Fassen wir die ökonomischen Effekte der amerikanischen Zölle zusammen. Sie verteuern importierten Stahl und importiertes Aluminium. Damit steigen die Preise dieser Metalle für (industrielle) Abnehmer in den USA. Dort wird also weniger davon konsumiert, gleichzeitig aber, durch den relativen Preisvorteil der heimischen Hersteller, mehr produziert, was ja auch der Hauptzweck der Zölle sein dürfte. Zugleich hat der Rückgang der US-Nachfrage internationale Auswirkungen: Da die USA eine große Volkswirtschaft sind, sinken die Weltmarktpreise, sodass im Rest der Welt weniger produziert und mehr konsumiert wird. In der Welt der einfachsten Außenhandelsmodelle wäre dies schlicht eine ineffiziente Umverteilungspolitik zugunsten der amerikanischen Stahl- und Aluminiumwerksbesitzer und ihrer Arbeiter auf Kosten der Abnehmer und letztlich auf Kosten der Verbraucher und der ausländischen Anbieter. Ihretwegen werden Stahl und Aluminium nicht da produziert, wo es am günstigsten ist, und nicht da weiterverarbeitet, wo sie am wertvollsten sind. Zur Beurteilung der Auswirkungen von Trumps Handelspolitik ist es jedoch notwendig, auch weitere Wohlfahrtseffekte zu bedenken – und zwar deshalb, weil die Realität von einer fast vollkommenen Welt, in der Handelsbarrieren das einzige Hindernis zu höherem Wohlstand wären, weit entfernt ist.

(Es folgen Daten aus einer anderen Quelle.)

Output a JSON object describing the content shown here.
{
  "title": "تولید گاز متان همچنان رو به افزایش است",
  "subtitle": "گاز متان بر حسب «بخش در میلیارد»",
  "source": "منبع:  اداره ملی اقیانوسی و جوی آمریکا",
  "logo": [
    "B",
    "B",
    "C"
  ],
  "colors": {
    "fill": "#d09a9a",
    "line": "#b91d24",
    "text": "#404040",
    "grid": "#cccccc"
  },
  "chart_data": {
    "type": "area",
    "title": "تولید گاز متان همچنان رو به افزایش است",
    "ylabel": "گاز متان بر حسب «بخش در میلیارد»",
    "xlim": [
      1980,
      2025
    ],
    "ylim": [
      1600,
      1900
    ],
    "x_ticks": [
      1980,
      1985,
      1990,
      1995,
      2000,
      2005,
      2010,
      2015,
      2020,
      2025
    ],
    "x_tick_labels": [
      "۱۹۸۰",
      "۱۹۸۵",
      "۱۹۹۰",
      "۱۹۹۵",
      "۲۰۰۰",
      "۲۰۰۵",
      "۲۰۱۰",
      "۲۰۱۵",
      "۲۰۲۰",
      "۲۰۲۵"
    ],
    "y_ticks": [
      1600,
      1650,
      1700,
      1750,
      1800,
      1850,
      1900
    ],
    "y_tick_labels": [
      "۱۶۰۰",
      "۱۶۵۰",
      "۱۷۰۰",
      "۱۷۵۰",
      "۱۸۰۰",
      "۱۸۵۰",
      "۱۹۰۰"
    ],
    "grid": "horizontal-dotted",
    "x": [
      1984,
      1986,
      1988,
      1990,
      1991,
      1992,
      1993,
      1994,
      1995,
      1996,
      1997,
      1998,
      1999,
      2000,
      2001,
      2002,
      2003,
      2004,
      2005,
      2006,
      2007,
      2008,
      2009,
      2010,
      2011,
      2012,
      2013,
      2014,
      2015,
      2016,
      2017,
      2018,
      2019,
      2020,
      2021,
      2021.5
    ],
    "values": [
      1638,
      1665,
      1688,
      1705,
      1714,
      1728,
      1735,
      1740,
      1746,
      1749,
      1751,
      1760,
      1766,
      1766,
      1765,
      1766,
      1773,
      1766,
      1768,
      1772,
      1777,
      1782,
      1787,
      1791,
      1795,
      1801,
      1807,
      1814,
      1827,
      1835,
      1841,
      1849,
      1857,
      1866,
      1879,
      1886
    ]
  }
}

Klimaerwärmung: Theoretisches Mittel dagegen ist bekannt
Eines der drängendsten internationalen Probleme ist der Kampf gegen die globale Erwärmung. Wenn diese auch als „menschengemachter“ Klimawandel bezeichnet wird, ist damit gemeint, dass sie durch menschliches Wirtschaften entsteht – und zwar durch zu starke Nutzung fossiler Energieträger. Wie damit theoretisch umzugehen ist, ist einigermaßen klar: Ein weltweiter CO2-Preis würde den Klimawandel zu vertretbaren Kosten eindämmen. Das Intergovernmental Panel on Climate Change (IPCC) beziffert die Kosten, um das sogenannte Zwei-Grad-Ziel kosteneffizient zu erreichen, auf 0,04 bis 0,14 Prozentpunkte des jährlichen weltweiten Konsumwachstums (IPCC, 2014, S. 24). Jedoch gibt es keine globale Regierung und erst recht keinen globalen „sozialen Planer“, wie er in ökonomischen Modellen als Konstrukt verwendet wird, um das soziale Optimum zu implementieren. Somit ist nicht damit zu rechnen, dass die CO2-Externalität – jedes Verbrauchers gegenüber allen anderen Verbrauchern, jedes Staates gegenüber allen anderen Staaten und der heutigen Generation gegenüber zukünftigen Generationen – in lehrbuchartiger Weise internalisiert wird.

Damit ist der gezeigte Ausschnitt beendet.